『奇恒の腑』伊藤弘隆。長野式の先生なのかなと思うのだけど、臓腑や経絡弁証以外の方法で治療を行っていらっしゃる方のお話を伺いたかったから。
『養老先生がんになる』
養老孟司、内田樹と、少し上の人が癌に倒れる年になった。普段から著作を拝読していた、医師や哲学者の闘病記に興味があった。
『物理学の誕生』山本義隆
山本義隆の専門的な物理学の本は、基礎的な知識の欠乏してしまった私にはかなり苦痛だが、これは受験塾の生徒への講義から始まり、敷居が少し低い。

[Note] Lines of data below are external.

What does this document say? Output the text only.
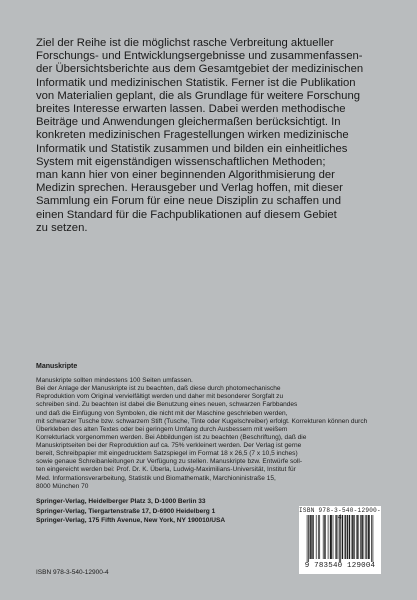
Ziel der Reihe ist die möglichst rasche Verbreitung aktueller
Forschungs- und Entwicklungsergebnisse und zusammenfassen-
der Übersichtsberichte aus dem Gesamtgebiet der medizinischen
Informatik und medizinischen Statistik. Ferner ist die Publikation
von Materialien geplant, die als Grundlage für weitere Forschung
breites Interesse erwarten lassen. Dabei werden methodische
Beiträge und Anwendungen gleichermaßen berücksichtigt. In
konkreten medizinischen Fragestellungen wirken medizinische
Informatik und Statistik zusammen und bilden ein einheitliches
System mit eigenständigen wissenschaftlichen Methoden;
man kann hier von einer beginnenden Algorithmisierung der
Medizin sprechen. Herausgeber und Verlag hoffen, mit dieser
Sammlung ein Forum für eine neue Disziplin zu schaffen und
einen Standard für die Fachpublikationen auf diesem Gebiet
zu setzen.

Manuskripte

Manuskripte sollten mindestens 100 Seiten umfassen.
Bei der Anlage der Manuskripte ist zu beachten, daß diese durch photomechanische
Reproduktion vom Original vervielfältigt werden und daher mit besonderer Sorgfalt zu
schreiben sind. Zu beachten ist dabei die Benutzung eines neuen, schwarzen Farbbandes
und daß die Einfügung von Symbolen, die nicht mit der Maschine geschrieben werden,
mit schwarzer Tusche bzw. schwarzem Stift (Tusche, Tinte oder Kugelschreiber) erfolgt. Korrekturen können durch
Überkleben des alten Textes oder bei geringem Umfang durch Ausbessern mit weißem
Korrekturlack vorgenommen werden. Bei Abbildungen ist zu beachten (Beschriftung), daß die
Manuskriptseiten bei der Reproduktion auf ca. 75% verkleinert werden. Der Verlag ist gerne
bereit, Schreibpapier mit eingedrucktem Satzspiegel im Format 18 x 26,5 (7 x 10,5 inches)
sowie genaue Schreibanleitungen zur Verfügung zu stellen. Manuskripte bzw. Entwürfe soll-
ten eingereicht werden bei: Prof. Dr. K. Überla, Ludwig-Maximilians-Universität, Institut für
Med. Informationsverarbeitung, Statistik und Biomathematik, Marchioninistraße 15,
8000 München 70

Springer-Verlag, Heidelberger Platz 3, D-1000 Berlin 33
Springer-Verlag, Tiergartenstraße 17, D-6900 Heidelberg 1
Springer-Verlag, 175 Fifth Avenue, New York, NY 190010/USA

ISBN 978-3-540-12900-4

ISBN 978-3-540-12900-4
9 783540 129004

アリストテレス哲学が、占星術の思想背景を導くあたり、中世スコラ哲学との関係とか、近現代物理学が生まれる過程の人間の思考について、わかりやすく説明される。たぶんどの学問、技術も、未来から見たら、進化の途中なのである。鍼灸はどうなのか。
『性の境界』松岡正剛
松岡正剛も世を去った。セックスとジェンダーの区別なく性差議論が行われるのをみるだに、ウーマンリブの時代を知る身としては、議論の始まりから、現在の論点まで押さえておきたい。扶養者控除の議論も、できたら生物におけるオスとメスの発生の意義から論じたいと思う。そういえば田中美津も世を去った。自分が免許を取得する前に、その名を知っていた鍼灸師は、彼女と麻原彰晃の二人だけだった。